Quelques semaines plus tard, je déchante. La chute libre... Je n'ai pas de super pouvoir, je ne suis pas plus intelligente, je ne suis pas plus capable, je ne suis pas mieux, le malaise est toujours là. Bref, je me sens à nouveau complètement nulle. Peut-être encore plus qu'avant. Cette étiquette HP me met une pression supplémentaire. Si je suis HP, je dois être capable d'accomplir beaucoup de choses, de réussir, d'être plus efficace. HP ne signifie plus « Haut-Potentiel » mais « Hyper-Performance » ou « Hyper-Perfectionniste ». Je me mets deux fois plus de pression comme si j'avais deux fois plus de choses à prouver. Je finis par douter des résultats du test. Tous les livres sur le sujet disent qu'il faut un QI de 130 pour être considéré comme HP. Or, je suis un peu en dessous.
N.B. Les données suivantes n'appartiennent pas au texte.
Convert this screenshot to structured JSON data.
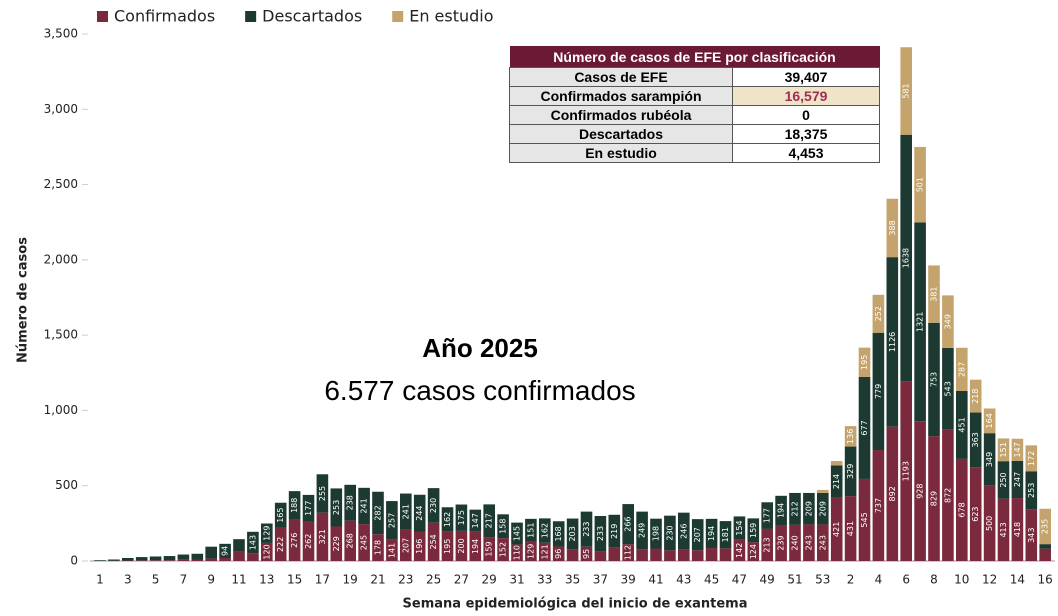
{
  "chart_data": {
    "type": "stacked_bar",
    "xlabel": "Semana epidemiológica del inicio de exantema",
    "ylabel": "Número de casos",
    "ylim": [
      0,
      3500
    ],
    "yticks": [
      0,
      500,
      {
        "value": 1000,
        "label": "1,000"
      },
      {
        "value": 1500,
        "label": "1,500"
      },
      {
        "value": 2000,
        "label": "2,000"
      },
      {
        "value": 2500,
        "label": "2,500"
      },
      {
        "value": 3000,
        "label": "3,000"
      },
      {
        "value": 3500,
        "label": "3,500"
      }
    ],
    "annotations": [
      "Año 2025",
      "6.577 casos confirmados"
    ],
    "categories": [
      "1",
      null,
      "3",
      null,
      "5",
      null,
      "7",
      null,
      "9",
      null,
      "11",
      null,
      "13",
      null,
      "15",
      null,
      "17",
      null,
      "19",
      null,
      "21",
      null,
      "23",
      null,
      "25",
      null,
      "27",
      null,
      "29",
      null,
      "31",
      null,
      "33",
      null,
      "35",
      null,
      "37",
      null,
      "39",
      null,
      "41",
      null,
      "43",
      null,
      "45",
      null,
      "47",
      null,
      "49",
      null,
      "51",
      null,
      "53",
      null,
      "2",
      null,
      "4",
      null,
      "6",
      null,
      "8",
      null,
      "10",
      null,
      "12",
      null,
      "14",
      null,
      "16"
    ],
    "series": [
      {
        "name": "Confirmados",
        "color": "#7b2a3e",
        "values": [
          0,
          2,
          3,
          4,
          5,
          5,
          8,
          10,
          17,
          20,
          61,
          51,
          120,
          222,
          276,
          262,
          321,
          229,
          268,
          245,
          178,
          141,
          207,
          196,
          254,
          195,
          200,
          194,
          159,
          152,
          110,
          129,
          121,
          96,
          79,
          95,
          66,
          88,
          112,
          79,
          83,
          71,
          75,
          71,
          86,
          84,
          142,
          124,
          213,
          239,
          240,
          243,
          243,
          421,
          431,
          545,
          737,
          892,
          1193,
          928,
          829,
          872,
          678,
          623,
          500,
          413,
          418,
          343,
          82
        ]
      },
      {
        "name": "Descartados",
        "color": "#1d3a32",
        "values": [
          5,
          8,
          17,
          22,
          25,
          28,
          35,
          38,
          78,
          94,
          84,
          143,
          129,
          165,
          188,
          177,
          255,
          253,
          238,
          241,
          282,
          257,
          241,
          244,
          230,
          162,
          175,
          147,
          217,
          158,
          145,
          151,
          162,
          168,
          203,
          233,
          233,
          219,
          266,
          249,
          198,
          230,
          246,
          207,
          194,
          181,
          154,
          159,
          177,
          194,
          212,
          209,
          209,
          214,
          329,
          677,
          779,
          1126,
          1638,
          1321,
          753,
          543,
          451,
          363,
          349,
          250,
          247,
          253,
          30
        ]
      },
      {
        "name": "En estudio",
        "color": "#c4a46c",
        "values": [
          0,
          0,
          0,
          0,
          0,
          0,
          0,
          0,
          0,
          0,
          0,
          0,
          0,
          0,
          0,
          0,
          0,
          0,
          0,
          0,
          0,
          0,
          0,
          0,
          0,
          0,
          0,
          0,
          0,
          0,
          0,
          0,
          0,
          0,
          0,
          0,
          0,
          0,
          0,
          0,
          0,
          0,
          0,
          0,
          0,
          0,
          0,
          0,
          0,
          0,
          0,
          0,
          20,
          29,
          136,
          195,
          252,
          388,
          581,
          501,
          381,
          349,
          287,
          218,
          164,
          151,
          147,
          172,
          235
        ]
      }
    ]
  },
  "table": {
    "title": "Número de casos de EFE por clasificación",
    "rows": [
      [
        "Casos de EFE",
        "39,407"
      ],
      [
        "Confirmados sarampión",
        "16,579"
      ],
      [
        "Confirmados rubéola",
        "0"
      ],
      [
        "Descartados",
        "18,375"
      ],
      [
        "En estudio",
        "4,453"
      ]
    ]
  }
}
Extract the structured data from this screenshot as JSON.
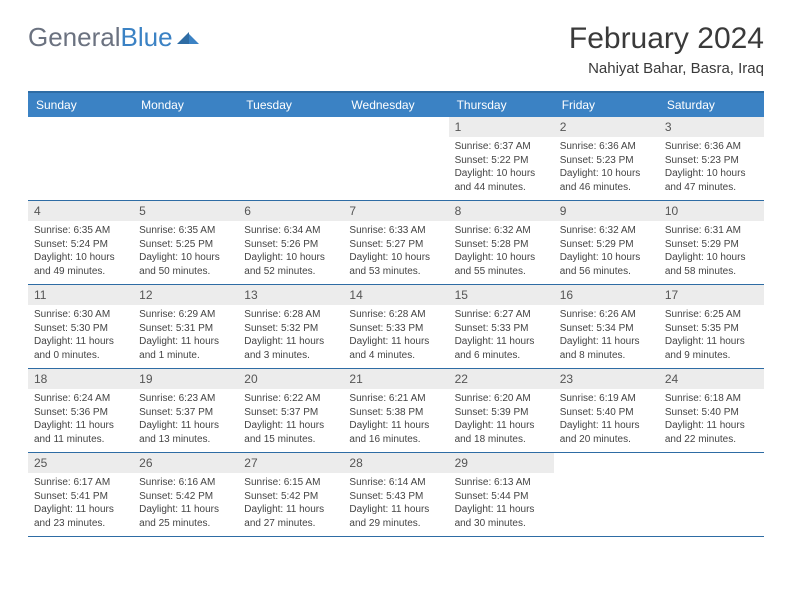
{
  "logo": {
    "text1": "General",
    "text2": "Blue"
  },
  "header": {
    "month": "February 2024",
    "location": "Nahiyat Bahar, Basra, Iraq"
  },
  "colors": {
    "header_bg": "#3b82c4",
    "border": "#2e6ca4",
    "daynum_bg": "#ececec",
    "text": "#333333"
  },
  "dayNames": [
    "Sunday",
    "Monday",
    "Tuesday",
    "Wednesday",
    "Thursday",
    "Friday",
    "Saturday"
  ],
  "weeks": [
    [
      {
        "empty": true
      },
      {
        "empty": true
      },
      {
        "empty": true
      },
      {
        "empty": true
      },
      {
        "day": "1",
        "sunrise": "6:37 AM",
        "sunset": "5:22 PM",
        "daylight": "10 hours and 44 minutes."
      },
      {
        "day": "2",
        "sunrise": "6:36 AM",
        "sunset": "5:23 PM",
        "daylight": "10 hours and 46 minutes."
      },
      {
        "day": "3",
        "sunrise": "6:36 AM",
        "sunset": "5:23 PM",
        "daylight": "10 hours and 47 minutes."
      }
    ],
    [
      {
        "day": "4",
        "sunrise": "6:35 AM",
        "sunset": "5:24 PM",
        "daylight": "10 hours and 49 minutes."
      },
      {
        "day": "5",
        "sunrise": "6:35 AM",
        "sunset": "5:25 PM",
        "daylight": "10 hours and 50 minutes."
      },
      {
        "day": "6",
        "sunrise": "6:34 AM",
        "sunset": "5:26 PM",
        "daylight": "10 hours and 52 minutes."
      },
      {
        "day": "7",
        "sunrise": "6:33 AM",
        "sunset": "5:27 PM",
        "daylight": "10 hours and 53 minutes."
      },
      {
        "day": "8",
        "sunrise": "6:32 AM",
        "sunset": "5:28 PM",
        "daylight": "10 hours and 55 minutes."
      },
      {
        "day": "9",
        "sunrise": "6:32 AM",
        "sunset": "5:29 PM",
        "daylight": "10 hours and 56 minutes."
      },
      {
        "day": "10",
        "sunrise": "6:31 AM",
        "sunset": "5:29 PM",
        "daylight": "10 hours and 58 minutes."
      }
    ],
    [
      {
        "day": "11",
        "sunrise": "6:30 AM",
        "sunset": "5:30 PM",
        "daylight": "11 hours and 0 minutes."
      },
      {
        "day": "12",
        "sunrise": "6:29 AM",
        "sunset": "5:31 PM",
        "daylight": "11 hours and 1 minute."
      },
      {
        "day": "13",
        "sunrise": "6:28 AM",
        "sunset": "5:32 PM",
        "daylight": "11 hours and 3 minutes."
      },
      {
        "day": "14",
        "sunrise": "6:28 AM",
        "sunset": "5:33 PM",
        "daylight": "11 hours and 4 minutes."
      },
      {
        "day": "15",
        "sunrise": "6:27 AM",
        "sunset": "5:33 PM",
        "daylight": "11 hours and 6 minutes."
      },
      {
        "day": "16",
        "sunrise": "6:26 AM",
        "sunset": "5:34 PM",
        "daylight": "11 hours and 8 minutes."
      },
      {
        "day": "17",
        "sunrise": "6:25 AM",
        "sunset": "5:35 PM",
        "daylight": "11 hours and 9 minutes."
      }
    ],
    [
      {
        "day": "18",
        "sunrise": "6:24 AM",
        "sunset": "5:36 PM",
        "daylight": "11 hours and 11 minutes."
      },
      {
        "day": "19",
        "sunrise": "6:23 AM",
        "sunset": "5:37 PM",
        "daylight": "11 hours and 13 minutes."
      },
      {
        "day": "20",
        "sunrise": "6:22 AM",
        "sunset": "5:37 PM",
        "daylight": "11 hours and 15 minutes."
      },
      {
        "day": "21",
        "sunrise": "6:21 AM",
        "sunset": "5:38 PM",
        "daylight": "11 hours and 16 minutes."
      },
      {
        "day": "22",
        "sunrise": "6:20 AM",
        "sunset": "5:39 PM",
        "daylight": "11 hours and 18 minutes."
      },
      {
        "day": "23",
        "sunrise": "6:19 AM",
        "sunset": "5:40 PM",
        "daylight": "11 hours and 20 minutes."
      },
      {
        "day": "24",
        "sunrise": "6:18 AM",
        "sunset": "5:40 PM",
        "daylight": "11 hours and 22 minutes."
      }
    ],
    [
      {
        "day": "25",
        "sunrise": "6:17 AM",
        "sunset": "5:41 PM",
        "daylight": "11 hours and 23 minutes."
      },
      {
        "day": "26",
        "sunrise": "6:16 AM",
        "sunset": "5:42 PM",
        "daylight": "11 hours and 25 minutes."
      },
      {
        "day": "27",
        "sunrise": "6:15 AM",
        "sunset": "5:42 PM",
        "daylight": "11 hours and 27 minutes."
      },
      {
        "day": "28",
        "sunrise": "6:14 AM",
        "sunset": "5:43 PM",
        "daylight": "11 hours and 29 minutes."
      },
      {
        "day": "29",
        "sunrise": "6:13 AM",
        "sunset": "5:44 PM",
        "daylight": "11 hours and 30 minutes."
      },
      {
        "empty": true
      },
      {
        "empty": true
      }
    ]
  ],
  "labels": {
    "sunrise": "Sunrise:",
    "sunset": "Sunset:",
    "daylight": "Daylight:"
  }
}
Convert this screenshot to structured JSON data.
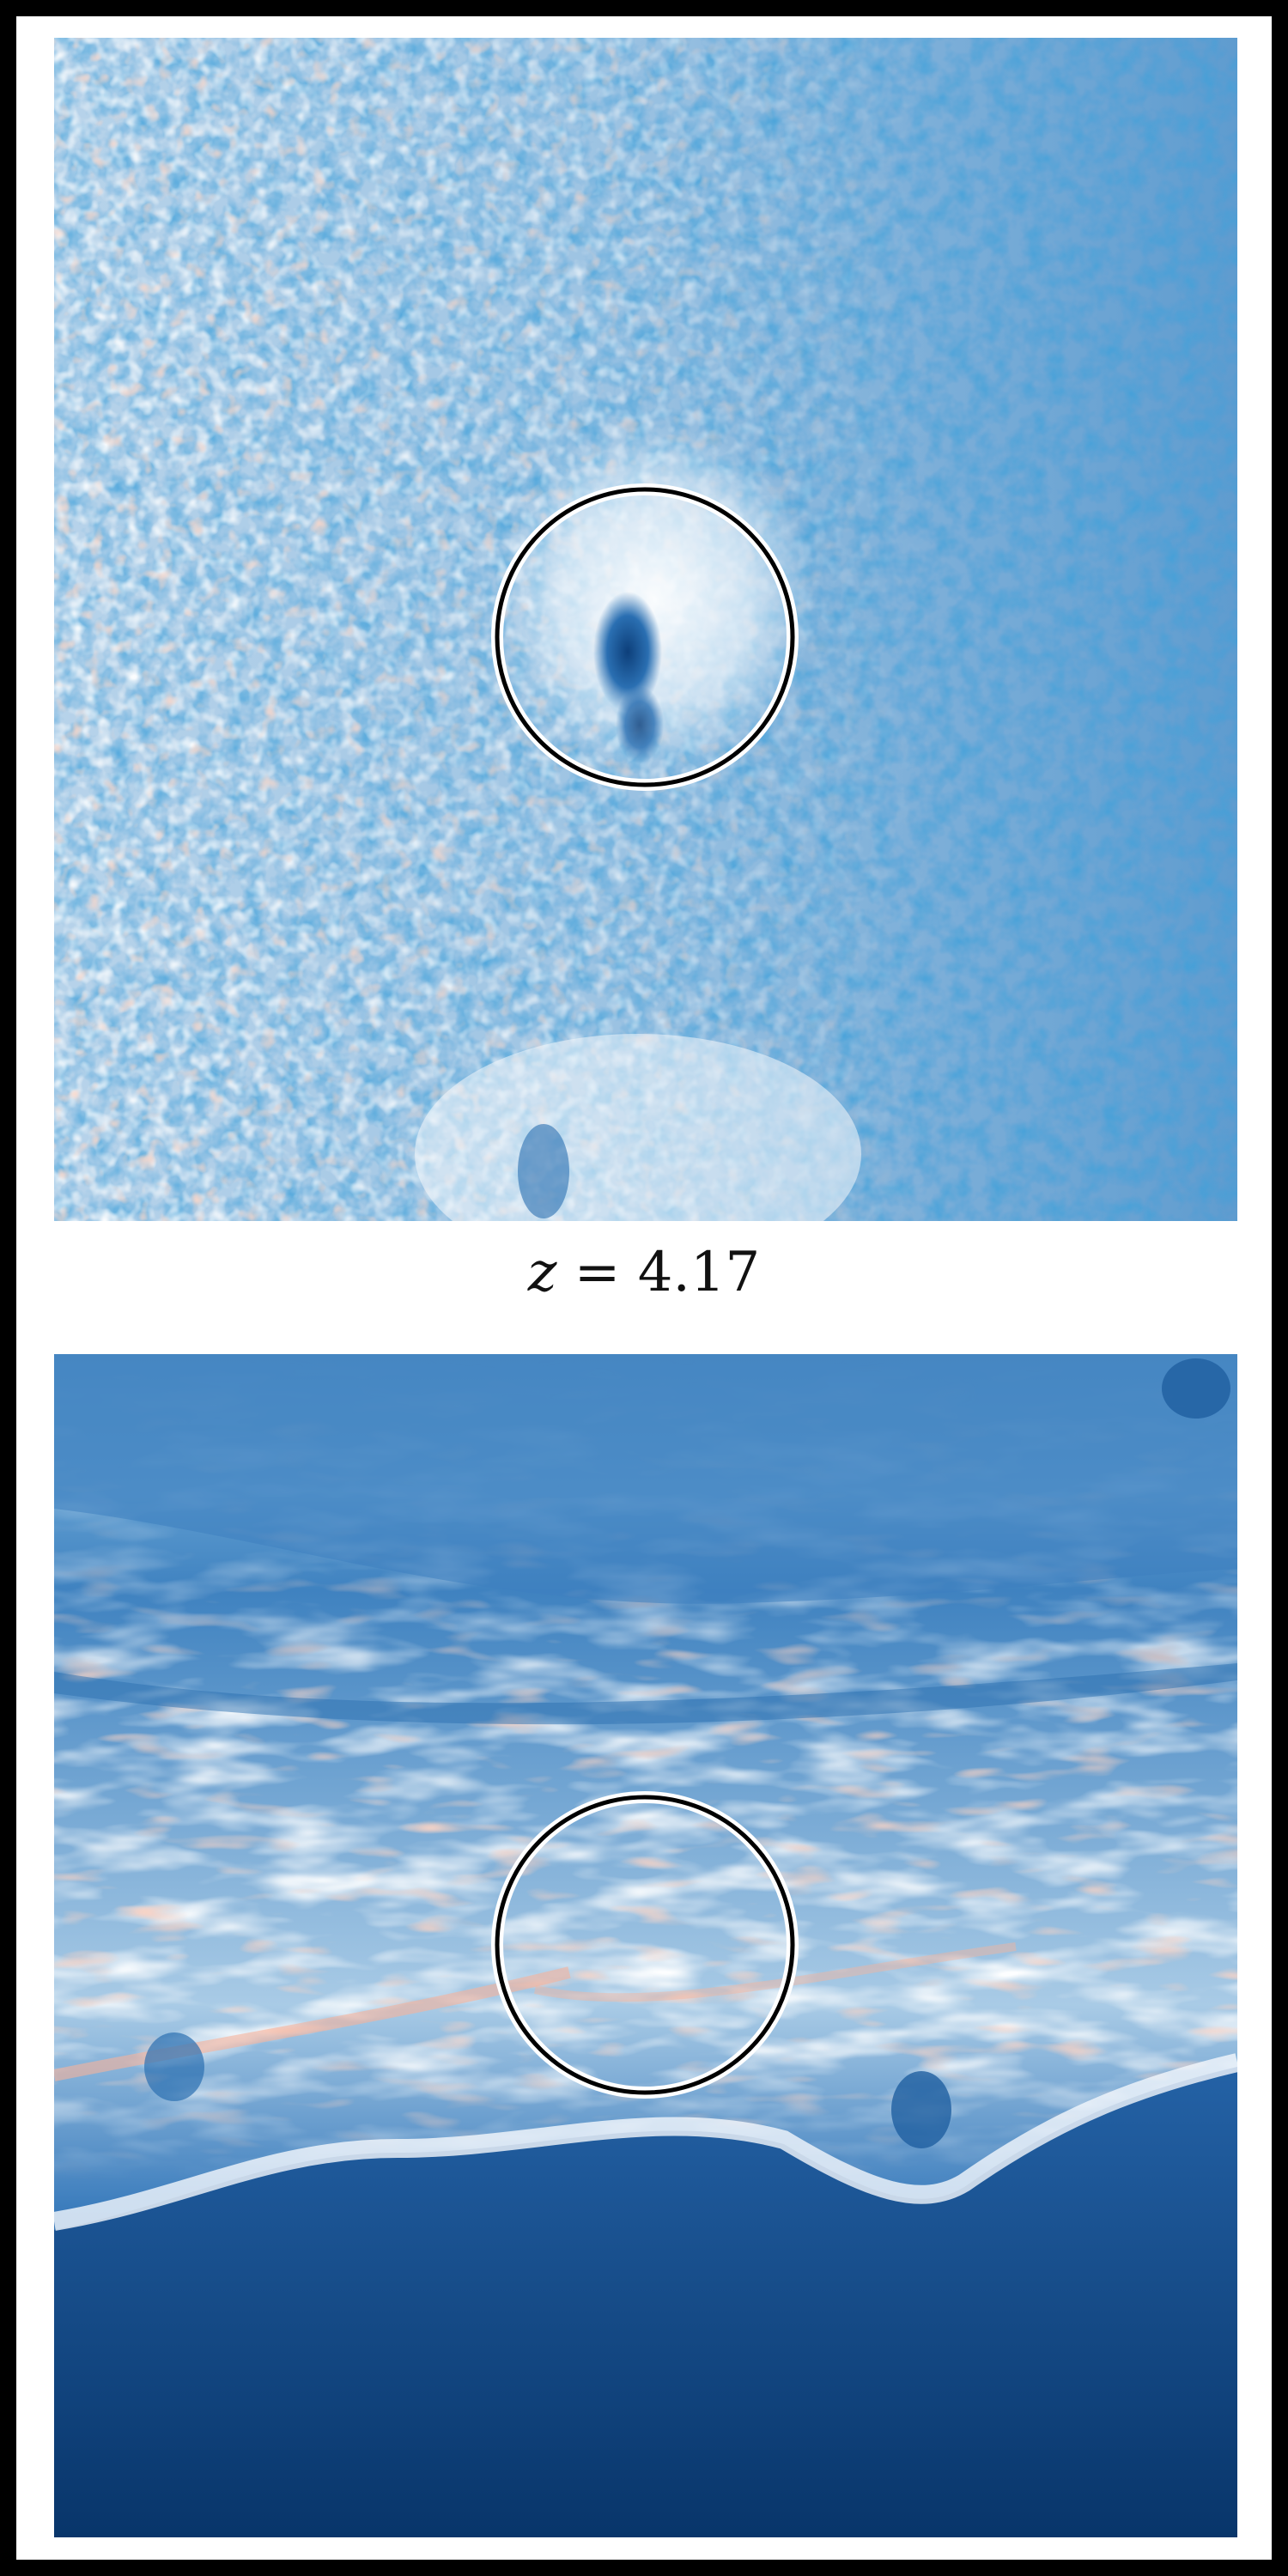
{
  "label": {
    "variable": "z",
    "equals": "=",
    "value": "4.17"
  },
  "colors": {
    "frame": "#000000",
    "background": "#ffffff",
    "deep_blue": "#0c3a70",
    "mid_blue": "#2b6fb0",
    "light_blue": "#6ba6d4",
    "pale_blue": "#c6dcee",
    "white": "#f6f8fb",
    "salmon": "#f7b49c",
    "circle": "#000000"
  },
  "panels": [
    {
      "name": "top-map",
      "circle": "aperture"
    },
    {
      "name": "bottom-map",
      "circle": "aperture"
    }
  ]
}
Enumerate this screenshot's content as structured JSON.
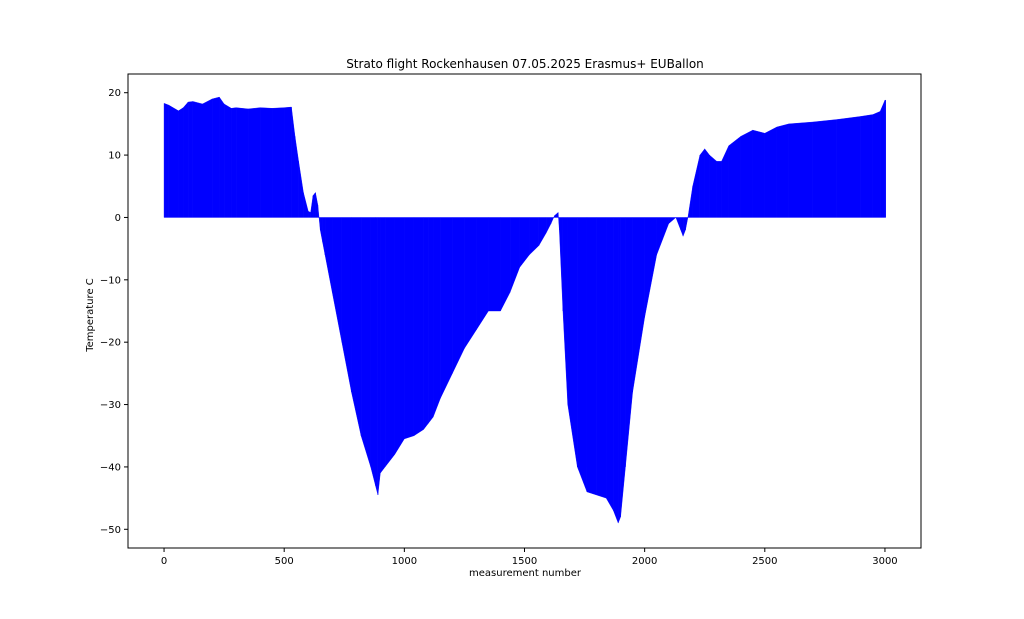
{
  "chart_data": {
    "type": "bar",
    "title": "Strato flight Rockenhausen 07.05.2025 Erasmus+ EUBallon",
    "xlabel": "measurement number",
    "ylabel": "Temperature C",
    "xlim": [
      -150,
      3150
    ],
    "ylim": [
      -53,
      23
    ],
    "xticks": [
      0,
      500,
      1000,
      1500,
      2000,
      2500,
      3000
    ],
    "yticks": [
      20,
      10,
      0,
      -10,
      -20,
      -30,
      -40,
      -50
    ],
    "xtick_labels": [
      "0",
      "500",
      "1000",
      "1500",
      "2000",
      "2500",
      "3000"
    ],
    "ytick_labels": [
      "20",
      "10",
      "0",
      "−10",
      "−20",
      "−30",
      "−40",
      "−50"
    ],
    "grid": false,
    "bar_color": "#0000ff",
    "series": [
      {
        "x": [
          0,
          20,
          60,
          80,
          100,
          120,
          160,
          200,
          230,
          250,
          280,
          300,
          350,
          400,
          450,
          500,
          530,
          545,
          560,
          580,
          600,
          610,
          620,
          630,
          640,
          650,
          660,
          670,
          700,
          740,
          780,
          820,
          860,
          880,
          890,
          900,
          920,
          960,
          1000,
          1040,
          1080,
          1100,
          1120,
          1150,
          1200,
          1250,
          1300,
          1350,
          1400,
          1440,
          1480,
          1520,
          1560,
          1590,
          1610,
          1625,
          1640,
          1645,
          1660,
          1680,
          1720,
          1760,
          1800,
          1840,
          1870,
          1890,
          1900,
          1920,
          1950,
          2000,
          2050,
          2100,
          2130,
          2150,
          2160,
          2170,
          2180,
          2200,
          2230,
          2250,
          2270,
          2300,
          2320,
          2350,
          2400,
          2450,
          2500,
          2550,
          2600,
          2700,
          2800,
          2900,
          2950,
          2980,
          3000
        ],
        "y": [
          18.3,
          18.0,
          17.1,
          17.6,
          18.5,
          18.6,
          18.2,
          19.0,
          19.3,
          18.2,
          17.5,
          17.6,
          17.4,
          17.6,
          17.5,
          17.6,
          17.7,
          13.0,
          9.0,
          4.0,
          1.0,
          0.8,
          3.5,
          4.0,
          2.0,
          -2.0,
          -4.0,
          -6.0,
          -12.0,
          -20.0,
          -28.0,
          -35.0,
          -40.0,
          -43.0,
          -44.5,
          -41.0,
          -40.0,
          -38.0,
          -35.5,
          -35.0,
          -34.0,
          -33.0,
          -32.0,
          -29.0,
          -25.0,
          -21.0,
          -18.0,
          -15.0,
          -15.0,
          -12.0,
          -8.0,
          -6.0,
          -4.5,
          -2.5,
          -1.0,
          0.3,
          0.8,
          -2.0,
          -15.0,
          -30.0,
          -40.0,
          -44.0,
          -44.5,
          -45.0,
          -47.0,
          -49.0,
          -48.0,
          -40.0,
          -28.0,
          -16.0,
          -6.0,
          -1.0,
          0.0,
          -2.0,
          -3.0,
          -2.0,
          0.0,
          5.0,
          10.0,
          11.0,
          10.0,
          9.0,
          9.0,
          11.5,
          13.0,
          14.0,
          13.5,
          14.5,
          15.0,
          15.3,
          15.7,
          16.2,
          16.5,
          17.0,
          18.8
        ]
      }
    ]
  }
}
Il doit y avoir une erreur ou un autre trouble. Tout devient confus.
J'entame une nouvelle démarche auprès d'une neuro-psy cette fois-ci. Pas de test de QI mais d'autre tests plus poussés, pour aller dans les détails. Le HP est confirmé. Bien qu'il y ai des faiblesses dans certains aptitudes, l'ensemble des résultats sont forts voire supérieurs à la moyenne. Je ne rayonne pas en apprenant cette nouvelle. Mon ego ne s'emballe pas. Je ne me sens pas investie d'un super-pouvoir. Au contraire, je me sens démunie. Qu'est ce que je fais avec ça ? La réponse de la neuro-psy : « prenez le temps d'intégrer, d'accepter et ensuite apprenez à mieux vous connaitre. Lisez sur le sujet et faites-vous accompagner pour mettre des stratégies en place qui vous aideront au quotidien. » Sur le moment, cela ne m'aide pas. La boule au ventre est toujours là.
Aujourd'hui, je commence à comprendre que ces tests n'étaient qu'un début. Il n'étaient pas la solution. Ils étaient là pour mettre en lumière, pour mettre des mots, pour me faire prendre conscience d'un fonctionnement différent. Je dois composer avec les caractéristiques du HP et de l'hypersensibilité. Il ne s'agit plus de les nier, de les masquer, de lutter contre mais d'aller avec. Apprendre à mieux me connaitre, à mieux m'écouter, me respecter, savoir mes limites et aussi découvrir tout ce que ce fonctionnement atypique a de merveilleux et en tirer des enseignements qui m'aideront à grandir et à m'épanouir. Mettre cette hypersensibilité et ce potentiel au service d'Artis'Âme, des ColibrYs et des projets qui me tiennent à coeur. En faire une force. C'était bien là tout le but de ma démarche : mieux me connaitre pour trouver les solutions adéquates. Me voilà au début de ce chemin d'apprentissage. Y a plus qu'à....
Ce ne sont pas les étiquettes le problème. Ce ne sont pas elles qui pèsent mais bien tout ce que nous mettons derrière : les peurs, les jugements, les croyances, les attentes. Des étiquettes qui me collent à la peau, j'en ai plein. Elles sont un éclairage sur comment je fonctionne et pas sur qui je suis. Elles ne me définissent pas. Elles m'aident juste à mieux me connaitre.
Alors faut-il oui ou non coller des étiquettes ? Oui, si celles-ci apportent quelque chose de constructif, qu'elles ouvrent. Non, si elles sont synonymes de jugement de peur, de croyances, de fausses idées, de limites et qu'elles enferment. Nos étiquettes font partie de nous, il est important de les reconnaitre et de les accepter et peut-être de les laisser s'envoler.